Especialmente depois das eleições norte-americanas de 2016, quando uma máfia russa plantou informações falsas sobre a candidata democrata, Hillary Clinton, nas redes sociais, a preocupação com as fake news se intensificou não só no meio político, mas no acadêmico. A constatação de especialistas em tecnologia, comunicação, sociologia e psicologia é de que, por enquanto, o mundo está diante de um inimigo imbatível. Pouco se sabe sobre o fenômeno, tanto no que diz respeito à motivação do usuário para compartilhar os boatos quanto aos padrões de disseminação das mentiras pela internet.
Para investigar essa segunda questão, Soroush Vosoughi e Deb Roy, do Laboratório de Mídia da instituição norte-americana, e Sinan Aral, da Faculdade Sloan de Gestão do MIT, realizaram o maior estudo longitudinal sobre o espalhamento das fake news no ambiente virtual. Eles se debruçaram sobre todas as histórias falsas e verdadeiras verificadas por seis organizações independentes de checagem de fatos que foram distribuídas no Twitter de 2006 a 2017. Os pesquisadores analisaram aproximadamente 126 mil tuítes em cascata ; quando uma postagem é replicada em cadeia sobre notícias falsas e verdadeiras compartilhadas por 3 milhões de pessoas, 4,5 milhões de vezes. Os resultados surpreenderam os pesquisadores por revelarem padrões diferentes dos imaginados.

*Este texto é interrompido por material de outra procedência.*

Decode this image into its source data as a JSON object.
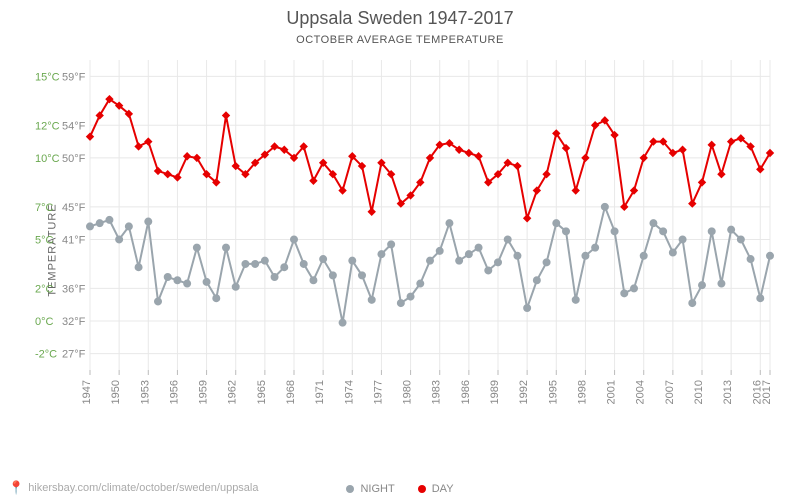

Um dos focos de interesse da equipe era descobrir o que faz um tuíte ser compartilhado em cascata. A primeira constatação foi de que informações falsas são disseminadas mais rápido e têm um alcance bem maior do que as verdadeiras. Isso, independentemente do teor: matérias de política, saúde, ciência, economia ou sobre tragédias e fenômenos naturais. No geral, as fake news têm 70% mais chance de serem retuitadas do que as reais, diz o trabalho, publicado na edição desta semana da revista Science.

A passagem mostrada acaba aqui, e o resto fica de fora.